A beautiful drive into the Mount Cook national park........everywhere you go & look in New Zealand is lovely
At the Hooker Valley there are a few different walks you can do. I parked along the road to avoid the car park fees.
I walked the hooker valley track first which takes you round the base of the looming Mount Sefton & its glacier - huddleston glacier - which you could hear cracking & creaking.
Every so often you would hear a crashing of an avalanche - although you couldn't seem to see anything & I wasn't quick enough to capture it on video.
Only part of the track was open so I headed back to do another walk - to Kea lookout, where you could see Mount Cook - New Zealand's tallest mountain at 3724m.
And this was the first woman to climb it - impressive - and she had to do it in a skirt as was the convention of the time......
It was taller then too, 3754m, but after a major rock & ice avalanche in 1991 & further erosion, its now 30m smaller.
This memorial to mountaineers that died in an avalanche
And this story, of how the first to ascend Mount Sefton found they had gone the more difficult way up, only realising, when they got to the top, that the other side was a much easier climb
There was another walk - to Sealy Tarns - which claimed to be a 600m elevation.....I didn't realise it meant straight up!

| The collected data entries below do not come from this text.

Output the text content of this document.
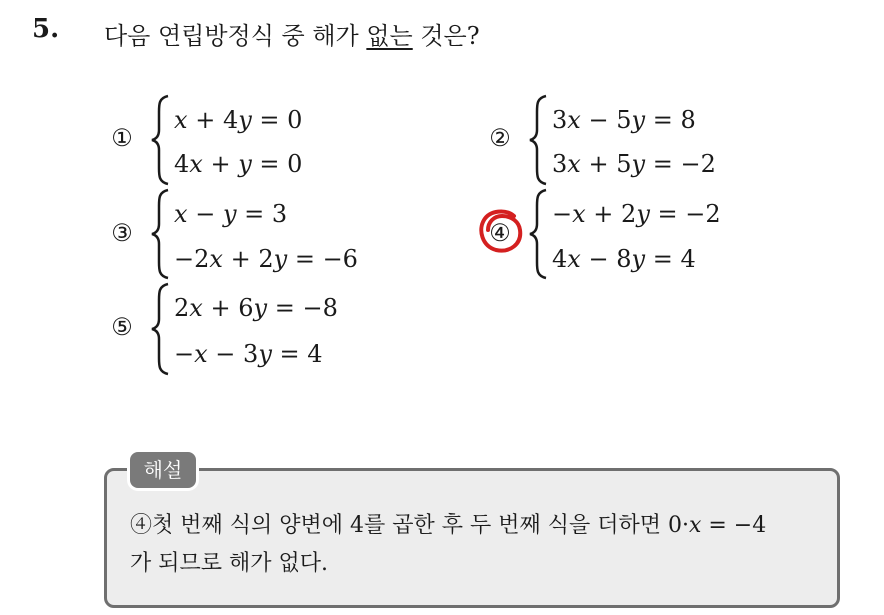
5. 다음 연립방정식 중 해가 없는 것은?
①
x + 4y = 0
4x + y = 0
②
3x − 5y = 8
3x + 5y = −2
③
x − y = 3
−2x + 2y = −6
④
−x + 2y = −2
4x − 8y = 4
⑤
2x + 6y = −8
−x − 3y = 4
해설
④첫 번째 식의 양변에 4를 곱한 후 두 번째 식을 더하면 0·x = −4
가 되므로 해가 없다.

I think the heat was getting to me.....
I found it really hard, just lots & lots of big steps up the mountain side & I think I was starting to hallucinate because I started seeing weird stuff.....like Mount Cook having a grumpy face:
....and the word 'UP' written in the mountain side:
....and Che Guevara in the lake!
Oh come on!!
There was also pac man & lizard rocks
I was glad to get to the top! The views are always worth it!

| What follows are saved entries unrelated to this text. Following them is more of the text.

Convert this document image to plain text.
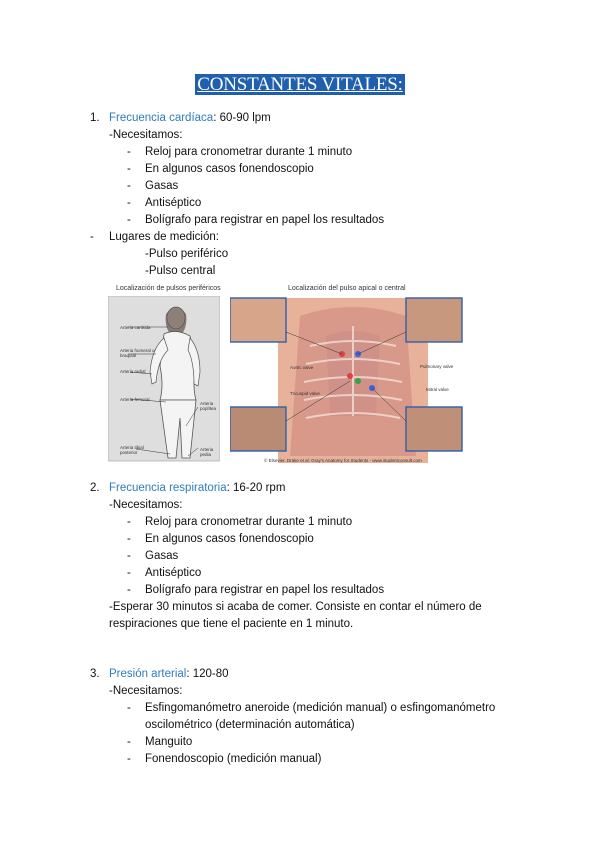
CONSTANTES VITALES:
1. Frecuencia cardíaca: 60-90 lpm
-Necesitamos:
- Reloj para cronometrar durante 1 minuto
- En algunos casos fonendoscopio
- Gasas
- Antiséptico
- Bolígrafo para registrar en papel los resultados
- Lugares de medición:
-Pulso periférico
-Pulso central
Localización de pulsos periféricos
Arteria carótida
Arteria humeral o braquial
Arteria radial
Arteria femoral
Arteria tibial posterior
Arteria poplítea
Arteria pedia
Localización del pulso apical o central
Pulmonary valve
Aortic valve
Tricuspid valve
Mitral valve
© Elsevier. Drake et al: Gray's Anatomy for Students - www.studentconsult.com
2. Frecuencia respiratoria: 16-20 rpm
-Necesitamos:
- Reloj para cronometrar durante 1 minuto
- En algunos casos fonendoscopio
- Gasas
- Antiséptico
- Bolígrafo para registrar en papel los resultados
-Esperar 30 minutos si acaba de comer. Consiste en contar el número de
respiraciones que tiene el paciente en 1 minuto.
3. Presión arterial: 120-80
-Necesitamos:
- Esfingomanómetro aneroide (medición manual) o esfingomanómetro
oscilométrico (determinación automática)
- Manguito
- Fonendoscopio (medición manual)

You could trek on to Mueller's hut, but that was another 500m up & takes another 4 hours so I gave that one a miss......who knows what hallucinations I'd see if I attempted that walk! 🤣
It was easier on the way down, although my knee was hurting a bit.....all those steps.....got chatting to an English couple on their honeymoon - well she was a midwife from Glasgow - but they live in London.
After here I just wanted to find a lake to jump in, but got diverted by a sign saying Tasman glacier, so I had to investigate.......more steps! ....but only a few this time
Because the glacier has shrunk, the lakes here are no longer fed by glacial water but by rain, which is warmer, so algae grows, making the water look green (above) instead of blue.
I didn't even see the glacier straight away, covered in grey dust & rocks. You can see from the board, pictured below, just how much of it has gone, compared to 1990 - you can see the lines in the sides of the mountain where it used to come up to. It is quite shocking.
A man was there with his son, and the son read the board and said, "Look Dad, in 1990 this was full of ice"
"1990!!" The Dad exclaimed, "just 30 years ago!?"
He turned and looked at me and said, "Oh my God, what have we done eh!"
We chatted a bit. He is Indian but lives in America, on holiday with his family.
I was thinking to myself, if I had come here when I travelled in my 20's, what a sight I would have seen then.
I wonder how much longer the glacier will be there. Someone else was saying, not so long ago, there would be ice floating on the water, even in summer.
Seeing this, really does hit it home. ....we have to change......some how.
I drove back for my 3rd night at the same campsite. I was hoping to have a swim in Lake Pukaki, on the way, but couldn't spot a way down so I didn't get my swim.
The duck family that walk around the camp looking cute & hoping people feed them:
As a 'responsible camper ' I didn't, but some were.